Times Guides to the House of Commons 1931, 1950
Who’s Who in Parliament, ed Carol Bunker, 1946
Who’s Who of British Members of Parliament 1832-1979 ed M Stenton and S Lees, 1981
Notable Bristolians 1931-32
British General Election Results, ed FWS Craig
UK General Elections 1832-2001 by Peter Joyce
At the Port of Bristol vol 2, 1900-14 by WG Neale
Bravo Bristol by Eugene Burton and Clive Burlton, 2014
Bristol in the Great War by Jacqueline Wadsworth
Bristol Central Library collections including Bristol ward lists 1898-1944, campaign materials from 1923 general election and Ayles’s 1916 address to his Easton constituents.

4 Comments leave one →
  1. April 18, 2016 4:30 pm

    I see you have omitted to mention that the blue plaque was made possible by the generous donations of many members of the public. Or indeed made reference to any of the organisations who worked to have Walter recognised with a blue plaque in the first place – the Remembering the Real WW1 group and Bristol Radical History Group.

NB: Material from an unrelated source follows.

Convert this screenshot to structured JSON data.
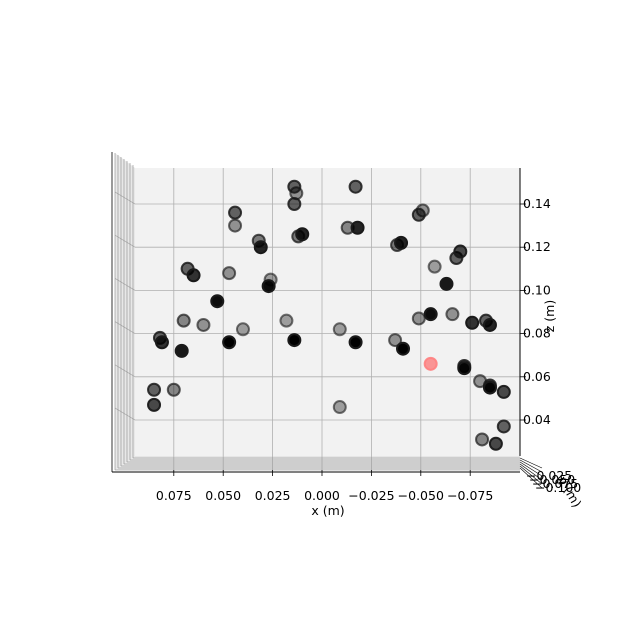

  2. April 18, 2016 4:58 pm

    My article is about the person, based on my own research done several years ago. It’s not a report about yesterday’s event, though obviously I wrote it up as the plaque will generate more interest in Ayles. I research and write a lot about Bristol’s political history. I’m glad the group (many of whom I’ve met) organised the plaque. Bristol has relatively few blue plaques. Do you have any suggestions for other (dead!) former MPs? My next history article will be about an earlier Bristol North MP, Augustine Birrell.

  3. Dr Di Parkin permalink
    April 18, 2016 6:56 pm

    WOULDNT have hurt to just mention the voluntary efforts of the two radical organisations

  4. April 18, 2016 8:22 pm

    If you looked at my Twitter you’d see I mentioned the radical history group event several times on Sunday and in the days beforehand. I’ve also promoted some of their previous previous projects such as the Fishponds workhouse. I’ll add a link to their website in my article. I hope you found the article itself interesting. I’ve now read Colin Thomas’s pamphlet, which I bought yesterday. We cover different aspects of his life but come to similar conclusions.